Plans to boost greenhouse-gas emission curbs through the EU carbon market (EU ETS), so as to bring EU climate policy into line with the aims of the Paris agreement, were backed by Parliament on Wednesday. MEPs supported the Commission proposal to reduce the number of “carbon credits” (emission allowances) by 2.2% each year, and want to double the capacity of the 2019 market stability reserve (MSR) to absorb the excess of allowances on the market.

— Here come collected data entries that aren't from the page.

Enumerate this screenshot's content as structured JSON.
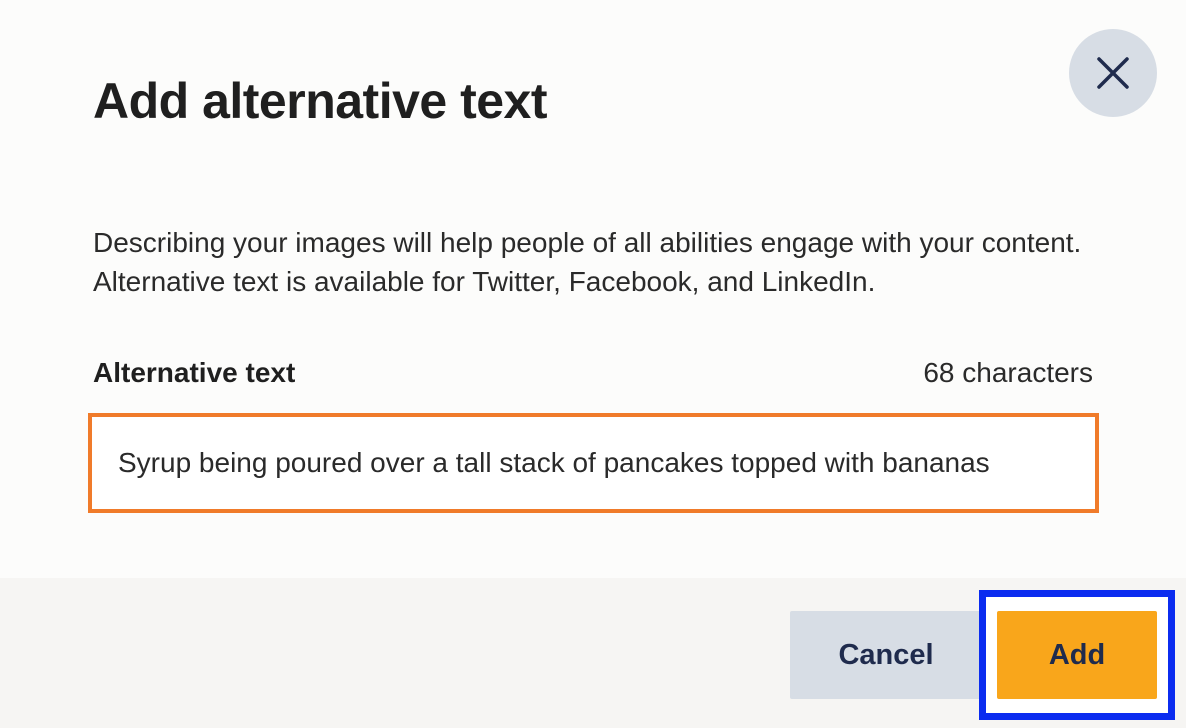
{
  "dialog": {
    "title": "Add alternative text",
    "description": "Describing your images will help people of all abilities engage with your content. Alternative text is available for Twitter, Facebook, and LinkedIn.",
    "close_icon": "close-icon"
  },
  "field": {
    "label": "Alternative text",
    "char_count": "68 characters",
    "value": "Syrup being poured over a tall stack of pancakes topped with bananas"
  },
  "buttons": {
    "cancel_label": "Cancel",
    "add_label": "Add"
  },
  "colors": {
    "input_border": "#f07b2a",
    "add_button": "#f9a61b",
    "focus_ring": "#0b2cf0",
    "button_text": "#1f2b4d",
    "secondary_button": "#d7dde5"
  }
}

"I am very grateful to my colleagues for supporting this report. Today's vote marks a major step forward towards meeting our ambitious climate change targets” said rapporteur Ian Duncan (ECR, UK). “Parliament has voted through ambitious measures to fulfil our Paris Agreement obligations, and we have sent a strong signal to the European Council that we are serious about the fight to stop global warming", he continued.MEPs approved the Commission proposal to increase the so-called “linear reduction factor” - the yearly reduction of credits in order to deliver on the carbon curbs - by 2.2% from 2021, as against 1.74% in the existing legislation. This factor should be kept under review with a view to increasing it to 2.4% by 2024 at the earliest, say MEPs.
MEPs also want to double the MSR’s capacity to mop up the excess of credits on the market. When triggered, it would absorb up to 24% of the excess of credits in each auctioning year, for the first four years. They agreed that 800 million allowances should be removed from the MSR as of 1 January 2021.